I’ll update the post if I manage to come up with a better solution and do feel very free to add comments below if you know of either a solution to the original problem or a better solution than I’ve found to date…

“Project Oxford”–Speaker Identification from a Windows 10/UWP App

Following up on this earlier post, I wanted to get a feel for what the speaker identification part of the “Project Oxford” speaker recognition APIs look like having toyed with verification in that previous post.

It’s interesting to see the difference between the capability of the two areas of functionality and how it shapes the APIs that the service offers.

For verification, a profile is built by capturing the user repeating one of a set of supported phrases 3 times over and submitting the captured audio. These are short phrases.
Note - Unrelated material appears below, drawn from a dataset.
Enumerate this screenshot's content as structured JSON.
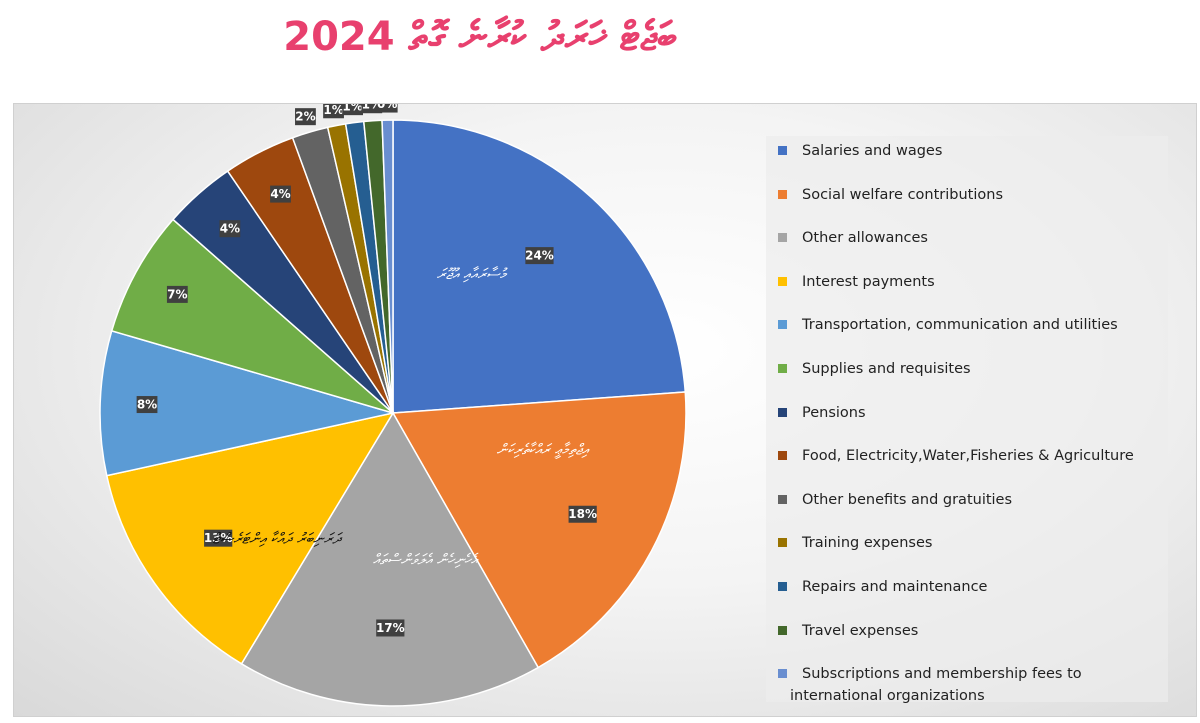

Once the profile is built, the user can be prompted to submit a phrase that can be tested against the profile for a ‘yes/no’ match.
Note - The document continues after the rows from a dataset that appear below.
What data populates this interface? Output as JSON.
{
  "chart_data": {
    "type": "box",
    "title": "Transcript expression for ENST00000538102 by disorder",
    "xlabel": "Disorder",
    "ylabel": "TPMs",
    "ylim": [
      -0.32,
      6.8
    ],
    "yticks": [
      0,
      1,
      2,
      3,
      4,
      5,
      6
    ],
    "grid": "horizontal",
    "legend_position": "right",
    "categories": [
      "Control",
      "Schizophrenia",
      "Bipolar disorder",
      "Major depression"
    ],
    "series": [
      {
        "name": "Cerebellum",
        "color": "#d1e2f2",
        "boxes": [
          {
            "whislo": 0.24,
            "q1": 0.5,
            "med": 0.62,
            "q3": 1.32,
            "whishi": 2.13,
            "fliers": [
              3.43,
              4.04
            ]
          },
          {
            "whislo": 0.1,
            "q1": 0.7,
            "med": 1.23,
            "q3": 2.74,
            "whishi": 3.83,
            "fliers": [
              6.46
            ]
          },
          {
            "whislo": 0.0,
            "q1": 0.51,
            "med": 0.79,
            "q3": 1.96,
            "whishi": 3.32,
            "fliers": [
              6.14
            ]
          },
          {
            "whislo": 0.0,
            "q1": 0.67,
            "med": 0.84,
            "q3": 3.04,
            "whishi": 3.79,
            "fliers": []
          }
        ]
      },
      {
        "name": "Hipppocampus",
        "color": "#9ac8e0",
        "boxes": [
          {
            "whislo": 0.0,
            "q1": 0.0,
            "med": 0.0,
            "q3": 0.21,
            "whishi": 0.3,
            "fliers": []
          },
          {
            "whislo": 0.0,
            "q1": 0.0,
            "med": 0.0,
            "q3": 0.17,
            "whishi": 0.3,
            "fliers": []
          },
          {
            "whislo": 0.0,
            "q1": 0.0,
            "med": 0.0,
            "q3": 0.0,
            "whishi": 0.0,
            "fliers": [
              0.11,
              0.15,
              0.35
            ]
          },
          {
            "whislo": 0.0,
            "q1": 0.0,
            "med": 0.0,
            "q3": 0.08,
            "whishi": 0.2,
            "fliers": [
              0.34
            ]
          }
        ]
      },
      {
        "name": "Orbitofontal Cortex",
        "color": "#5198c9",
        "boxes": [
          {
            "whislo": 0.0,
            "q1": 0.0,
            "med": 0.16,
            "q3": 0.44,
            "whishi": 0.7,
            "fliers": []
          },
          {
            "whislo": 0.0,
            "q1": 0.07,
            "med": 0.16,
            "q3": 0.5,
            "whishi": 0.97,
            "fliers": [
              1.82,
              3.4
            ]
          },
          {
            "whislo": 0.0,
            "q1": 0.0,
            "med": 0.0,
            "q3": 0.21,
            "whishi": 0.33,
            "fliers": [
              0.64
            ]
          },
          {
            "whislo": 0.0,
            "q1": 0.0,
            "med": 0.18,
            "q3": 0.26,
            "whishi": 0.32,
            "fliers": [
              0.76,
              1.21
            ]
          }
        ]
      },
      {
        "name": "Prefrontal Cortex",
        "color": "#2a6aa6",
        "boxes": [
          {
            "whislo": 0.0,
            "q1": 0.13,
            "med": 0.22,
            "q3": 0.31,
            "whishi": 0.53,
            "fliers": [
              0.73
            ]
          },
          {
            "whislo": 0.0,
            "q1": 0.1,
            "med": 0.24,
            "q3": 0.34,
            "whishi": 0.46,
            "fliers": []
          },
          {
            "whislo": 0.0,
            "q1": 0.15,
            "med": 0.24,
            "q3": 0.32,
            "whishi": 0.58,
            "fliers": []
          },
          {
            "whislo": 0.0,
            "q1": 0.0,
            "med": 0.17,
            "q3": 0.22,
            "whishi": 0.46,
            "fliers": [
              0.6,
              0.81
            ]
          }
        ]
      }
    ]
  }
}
Identification is a different beast. The enrolment phase involves building a profile by capturing the user talking for 60 seconds and submitting it to the service for analysis. It’s worth saying that all 60 seconds don’t have to be at once but the minimum duration is 20 seconds.
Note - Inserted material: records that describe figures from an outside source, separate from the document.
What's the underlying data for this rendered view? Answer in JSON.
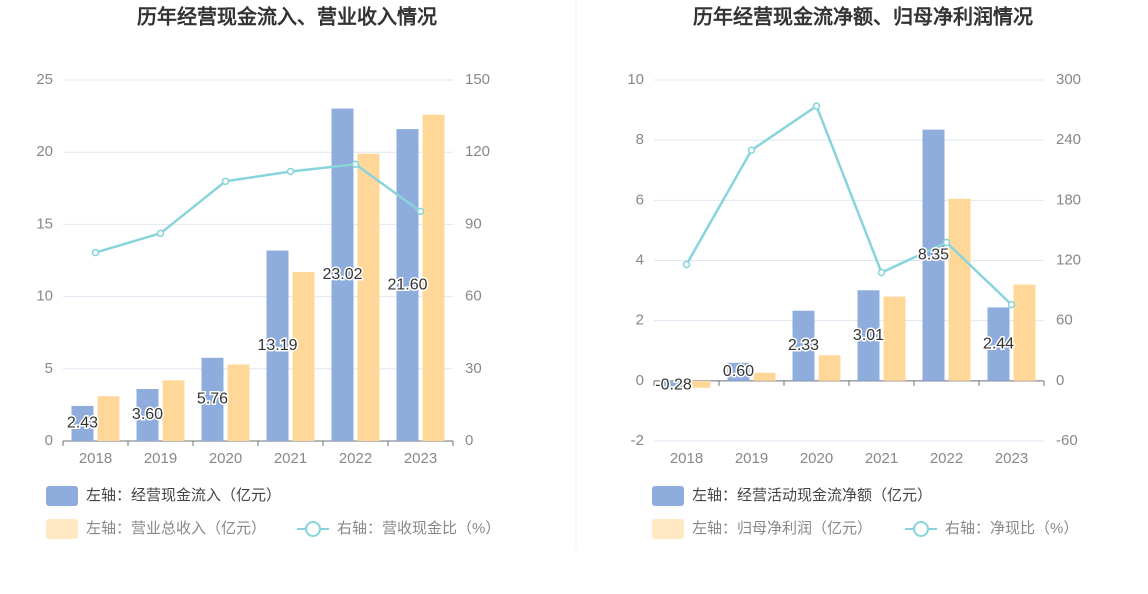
{
  "chart_data": [
    {
      "type": "bar",
      "title": "历年经营现金流入、营业收入情况",
      "categories": [
        "2018",
        "2019",
        "2020",
        "2021",
        "2022",
        "2023"
      ],
      "series": [
        {
          "name": "左轴：经营现金流入（亿元）",
          "color": "#8eaddc",
          "values": [
            2.43,
            3.6,
            5.76,
            13.19,
            23.02,
            21.6
          ],
          "value_labels": [
            "2.43",
            "3.60",
            "5.76",
            "13.19",
            "23.02",
            "21.60"
          ]
        },
        {
          "name": "左轴：营业总收入（亿元）",
          "color": "#ffd899",
          "values": [
            3.1,
            4.2,
            5.3,
            11.7,
            19.9,
            22.6
          ]
        },
        {
          "name": "右轴：营收现金比（%）",
          "color": "#88d4dc",
          "type": "line",
          "axis": "y2",
          "values": [
            78.3,
            86.3,
            107.9,
            112,
            115,
            95.4
          ]
        }
      ],
      "ylim": [
        0,
        25
      ],
      "yticks": [
        0,
        5,
        10,
        15,
        20,
        25
      ],
      "y2lim": [
        0,
        150
      ],
      "y2ticks": [
        0,
        30,
        60,
        90,
        120,
        150
      ],
      "grid": true
    },
    {
      "type": "bar",
      "title": "历年经营现金流净额、归母净利润情况",
      "categories": [
        "2018",
        "2019",
        "2020",
        "2021",
        "2022",
        "2023"
      ],
      "series": [
        {
          "name": "左轴：经营活动现金流净额（亿元）",
          "color": "#8eaddc",
          "values": [
            -0.28,
            0.6,
            2.33,
            3.01,
            8.35,
            2.44
          ],
          "value_labels": [
            "-0.28",
            "0.60",
            "2.33",
            "3.01",
            "8.35",
            "2.44"
          ]
        },
        {
          "name": "左轴：归母净利润（亿元）",
          "color": "#ffd899",
          "values": [
            -0.23,
            0.27,
            0.85,
            2.8,
            6.05,
            3.2
          ]
        },
        {
          "name": "右轴：净现比（%）",
          "color": "#88d4dc",
          "type": "line",
          "axis": "y2",
          "values": [
            116,
            230,
            274,
            108,
            138,
            76
          ]
        }
      ],
      "ylim": [
        -2,
        10
      ],
      "yticks": [
        -2,
        0,
        2,
        4,
        6,
        8,
        10
      ],
      "y2lim": [
        -60,
        300
      ],
      "y2ticks": [
        -60,
        0,
        60,
        120,
        180,
        240,
        300
      ],
      "grid": true
    }
  ]
}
The service then processes that speech and provides a ‘call me back’ style endpoint which the client must poll to later gather the results. It’s possible that the results of processing will be a request for more speech to analyse in order to complete the profile and so there’s a possibility of looping to build the profile.

Once built, the identification phase is achieved by submitting another 60 seconds of the user speaking along with (at the time of writing) a list of up to 10 profiles to check against.

So, while it’s possible to build up to 1000 profiles at the service, identification only runs against 10 of them at a time right now.

Again, this submission results in a ‘call me back’ URL which the client can return to later for results.

Clearly, identification is a much harder problem to solve than verification and it’s reflected in the APIs here although I suspect that, over time, the amount of speech required and the number of profiles that can be checked in one call will change.

In terms of actually calling the APIs, it would be worth referring back to my previous post because it talked about where to find the official (non UWP) samples and has links across to the “Oxford” documentation whereas what I’m doing here is adapting my previous code to work with the identification APIs rather than the verification ones.

In doing that, I made my little test app speech-centric rather than mouse/keyboard centric and it ended up working as shown in the video below (NB: this video has 2+ minutes of me reading from a script on the web, feel free to jump around to skip those bits Smile);

In most of my tests, I found that I had to submit more than 1 batch of speech as part of the enrolment phase but I got a little lucky with this example that I recorded and enrolment happened in one go which surprised me.

Clearly, I’d need to go gather a slightly larger user community for this than 1 person to get a better test on it but it seems like it’s working reasonably here.

I’ve posted the code for this here for download – it’s fairly rough-and-ready and there’s precious little error handling in there plus it’s more of a code-behind sample lacking in much structure.

As before, if you want to build this out yourself you’ll need an API key for the “Oxford” API and you’ll need it to get the file named keys.cs to compile.